Caminamos a una cafetería que estaba en la misma cuadra.
Era ciertamente acogedora, de color rosa pastel con decoraciones en madera de pino y algunas plantas. La mesera trajo el menú y ambos pedimos café y un postre.
—Sabes, últimamente siento que tengo mucho tiempo y me aburro. —comentó Amira una vez que la mesera se fue.
—¿Qué sueles hacer?
—Bueno… antes solía pasar la mayor parte del tiempo trabajando, y una pequeña parte la usaba para hacer ejercicio, y otra para leer, y una muy pequeña para ver televisión. Aunque, ya no leía tan seguido.
—¿Has considerado volver a leer?
—Lo estoy haciendo, pero aún así me sobra tiempo. Además, hablé con Leah, y ella me recomendó que buscara un pasatiempo nuevo. —dijo rascándose la nuca.
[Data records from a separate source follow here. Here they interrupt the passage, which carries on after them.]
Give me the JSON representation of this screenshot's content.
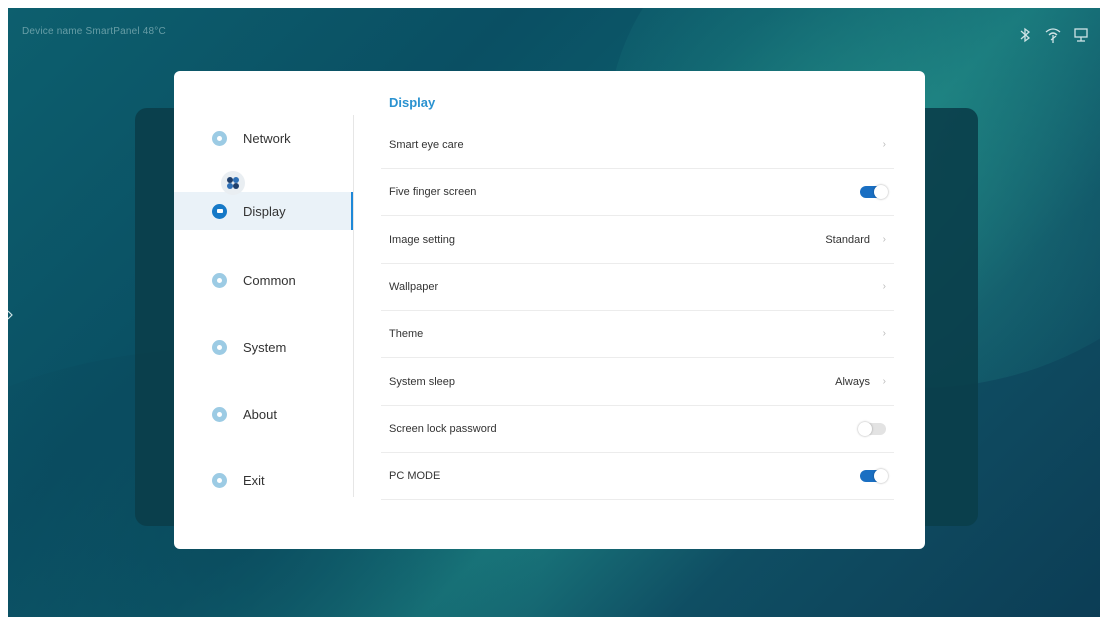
{
  "status_bar": {
    "text": "Device name   SmartPanel   48°C",
    "icons": [
      "bluetooth-icon",
      "wifi-icon",
      "screen-share-icon"
    ]
  },
  "sidebar": {
    "items": [
      {
        "label": "Network",
        "icon": "network-icon"
      },
      {
        "label": "Display",
        "icon": "display-icon",
        "active": true
      },
      {
        "label": "Common",
        "icon": "common-icon"
      },
      {
        "label": "System",
        "icon": "system-icon"
      },
      {
        "label": "About",
        "icon": "about-icon"
      },
      {
        "label": "Exit",
        "icon": "exit-icon"
      }
    ]
  },
  "main": {
    "title": "Display",
    "rows": [
      {
        "label": "Smart eye care",
        "control": "chevron"
      },
      {
        "label": "Five finger screen",
        "control": "toggle",
        "state": "on"
      },
      {
        "label": "Image setting",
        "value": "Standard",
        "control": "chevron"
      },
      {
        "label": "Wallpaper",
        "control": "chevron"
      },
      {
        "label": "Theme",
        "control": "chevron"
      },
      {
        "label": "System sleep",
        "value": "Always",
        "control": "chevron"
      },
      {
        "label": "Screen lock password",
        "control": "toggle",
        "state": "off"
      },
      {
        "label": "PC MODE",
        "control": "toggle",
        "state": "on"
      }
    ]
  },
  "colors": {
    "accent": "#1e88d8",
    "title": "#2a92d0",
    "toggle_on": "#1a6fc2",
    "background": "#0d5f6e"
  }
}
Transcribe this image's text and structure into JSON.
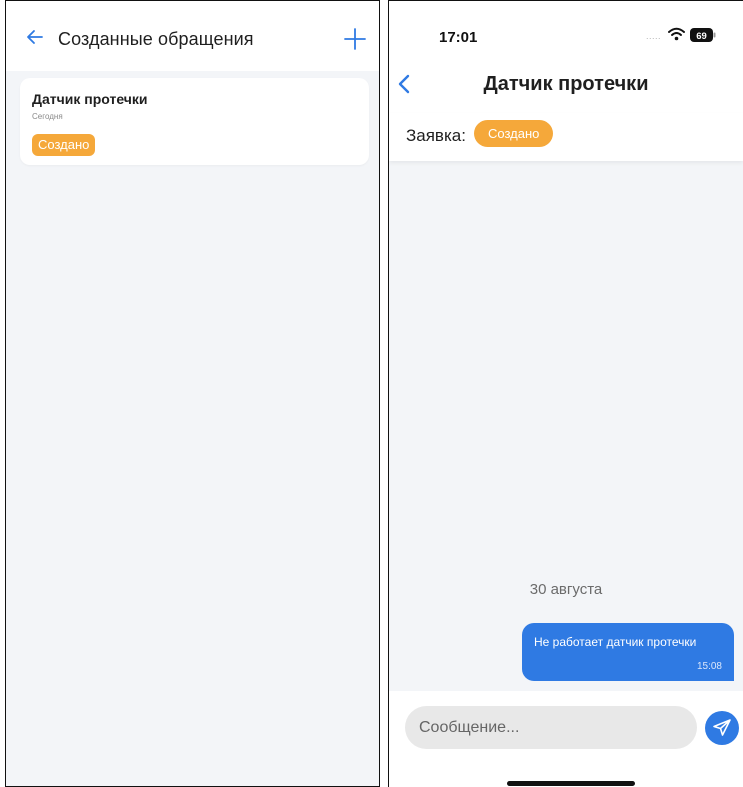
{
  "left_screen": {
    "header": {
      "title": "Созданные обращения",
      "back_icon": "arrow-left-icon",
      "add_icon": "plus-icon"
    },
    "cards": [
      {
        "title": "Датчик протечки",
        "date": "Сегодня",
        "status": "Создано"
      }
    ]
  },
  "right_screen": {
    "status_bar": {
      "time": "17:01",
      "signal": ".....",
      "battery": "69"
    },
    "nav": {
      "title": "Датчик протечки",
      "back_icon": "chevron-left-icon"
    },
    "request": {
      "label": "Заявка:",
      "status": "Создано"
    },
    "chat": {
      "date_separator": "30 августа",
      "messages": [
        {
          "text": "Не работает датчик протечки",
          "time": "15:08"
        }
      ]
    },
    "composer": {
      "placeholder": "Сообщение...",
      "send_icon": "send-icon"
    }
  },
  "colors": {
    "accent_blue": "#2f7ae3",
    "status_orange": "#f5a83a",
    "background": "#f3f5f8"
  }
}
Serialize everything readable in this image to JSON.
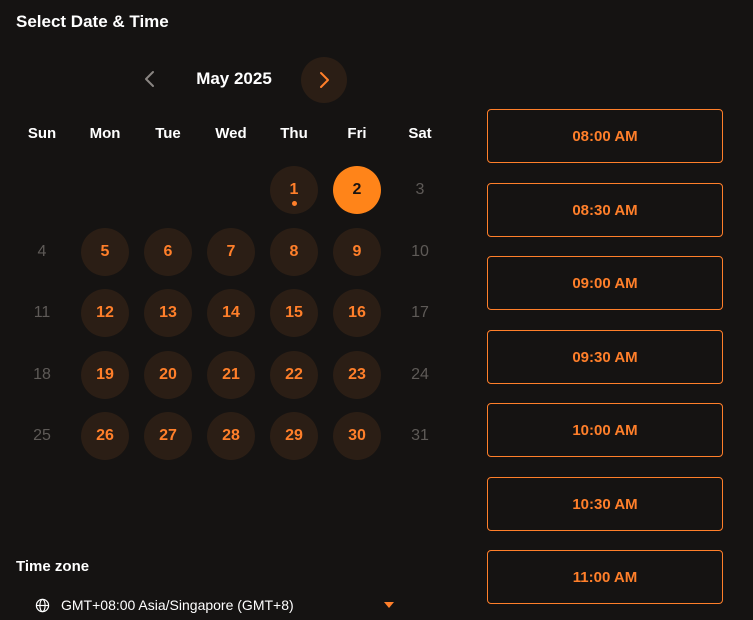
{
  "title": "Select Date & Time",
  "calendar": {
    "month_label": "May 2025",
    "prev_icon": "chevron-left-icon",
    "next_icon": "chevron-right-icon",
    "weekdays": [
      "Sun",
      "Mon",
      "Tue",
      "Wed",
      "Thu",
      "Fri",
      "Sat"
    ],
    "first_weekday_index": 4,
    "days": [
      {
        "label": "1",
        "state": "available",
        "today": true
      },
      {
        "label": "2",
        "state": "selected",
        "today": false
      },
      {
        "label": "3",
        "state": "disabled",
        "today": false
      },
      {
        "label": "4",
        "state": "disabled",
        "today": false
      },
      {
        "label": "5",
        "state": "available",
        "today": false
      },
      {
        "label": "6",
        "state": "available",
        "today": false
      },
      {
        "label": "7",
        "state": "available",
        "today": false
      },
      {
        "label": "8",
        "state": "available",
        "today": false
      },
      {
        "label": "9",
        "state": "available",
        "today": false
      },
      {
        "label": "10",
        "state": "disabled",
        "today": false
      },
      {
        "label": "11",
        "state": "disabled",
        "today": false
      },
      {
        "label": "12",
        "state": "available",
        "today": false
      },
      {
        "label": "13",
        "state": "available",
        "today": false
      },
      {
        "label": "14",
        "state": "available",
        "today": false
      },
      {
        "label": "15",
        "state": "available",
        "today": false
      },
      {
        "label": "16",
        "state": "available",
        "today": false
      },
      {
        "label": "17",
        "state": "disabled",
        "today": false
      },
      {
        "label": "18",
        "state": "disabled",
        "today": false
      },
      {
        "label": "19",
        "state": "available",
        "today": false
      },
      {
        "label": "20",
        "state": "available",
        "today": false
      },
      {
        "label": "21",
        "state": "available",
        "today": false
      },
      {
        "label": "22",
        "state": "available",
        "today": false
      },
      {
        "label": "23",
        "state": "available",
        "today": false
      },
      {
        "label": "24",
        "state": "disabled",
        "today": false
      },
      {
        "label": "25",
        "state": "disabled",
        "today": false
      },
      {
        "label": "26",
        "state": "available",
        "today": false
      },
      {
        "label": "27",
        "state": "available",
        "today": false
      },
      {
        "label": "28",
        "state": "available",
        "today": false
      },
      {
        "label": "29",
        "state": "available",
        "today": false
      },
      {
        "label": "30",
        "state": "available",
        "today": false
      },
      {
        "label": "31",
        "state": "disabled",
        "today": false
      }
    ]
  },
  "time_slots": [
    "08:00 AM",
    "08:30 AM",
    "09:00 AM",
    "09:30 AM",
    "10:00 AM",
    "10:30 AM",
    "11:00 AM"
  ],
  "timezone": {
    "label": "Time zone",
    "value": "GMT+08:00 Asia/Singapore (GMT+8)",
    "icon": "globe-icon",
    "caret_icon": "caret-down-icon"
  },
  "colors": {
    "background": "#151312",
    "accent": "#ff7f2a",
    "selected_fill": "#ff8419",
    "available_fill": "#2b1e15",
    "disabled_text": "#5e5a57"
  }
}
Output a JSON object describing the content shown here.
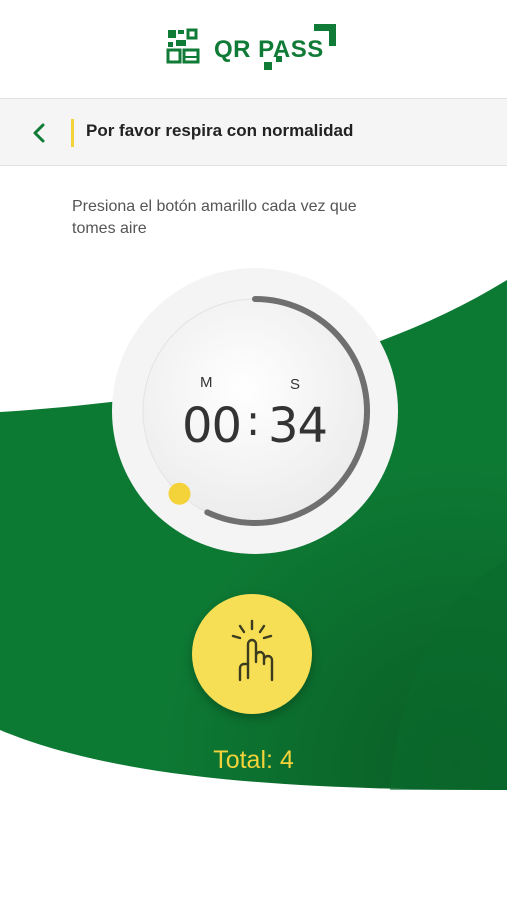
{
  "header": {
    "logo_text": "QR PASS"
  },
  "navbar": {
    "title": "Por favor respira con normalidad",
    "back_icon": "chevron-left-icon"
  },
  "instruction": "Presiona el botón amarillo cada vez que tomes aire",
  "timer": {
    "minutes_label": "M",
    "seconds_label": "S",
    "minutes": "00",
    "separator": ":",
    "seconds": "34",
    "progress_fraction": 0.57
  },
  "tap_button": {
    "icon": "tap-finger-icon"
  },
  "total_label": "Total: 4",
  "colors": {
    "brand_green": "#0f7b36",
    "accent_yellow": "#f3d23a",
    "button_yellow": "#f6de55"
  }
}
Parece que aún no estaba muy convencida.
A Leah la había investigado, y a su familia también. Aunque ella confiara en ellos, había una pequeña posibilidad de que alguno filtrara, con o sin intención, la información. En especial Leah, que trabajaba para Amira en la corporación, y si alguien tenía un motivo, definitivamente podía ser Leah.
—Ya que escribir requiere creatividad, ¿por qué no intentas hacer alguna manualidad?
Me miró atenta, como si lo estuviera considerando.
—No lo había pensado —murmuró, luego sacó su teléfono y tecleó algo—. En internet hay algunos lugares donde enseñan a hacer manualidades. Oh —dijo con sorpresa y la miré—. De hecho, hay un lugar cerca de aquí.
—Después del café, ¿quieres ir allí?
—Sí, me gustaría.
La mesera trajo los cafés y los postres. Un mousse de maracuyá para ella y uno de vainilla para mí.
—¿Y qué tipo de manualidades hacen allí?
—No lo sé, creo que de todo un poco.
—Es una respuesta muy vaga.
Sus ojos se posaron sobre mí. Estaba en silencio, pero pensando.
—¿En qué piensas? —pregunté inquisitivo.
Sus grandes ojos me miraban interesados, mientras yo sentía cada vez más curiosidad por lo que pasaba por su pequeña cabeza.
Normalmente no hablaba mucho, pero ella… Ella despertaba cierta curiosidad en mí.
—¿Me estás… analizando?—preguntó con una mezcla de interés y duda.
¿Qué debía responder?
Por un momento, quise decirle que no, pero eso sería negar lo que sí estaba haciendo.
Sentía curiosidad por ella, pero no podía decírselo. Además, esto solo era trabajo.
—Lo siento, ciertos hábitos nunca desaparecen. —respondí llevándome una cucharada del postre a la boca.
¿Por qué de pronto sentía curiosidad por ella?
—Ya veo —comentó antes de darle un sorbo a su taza con café humeante—. ¿Siempre te pasa eso?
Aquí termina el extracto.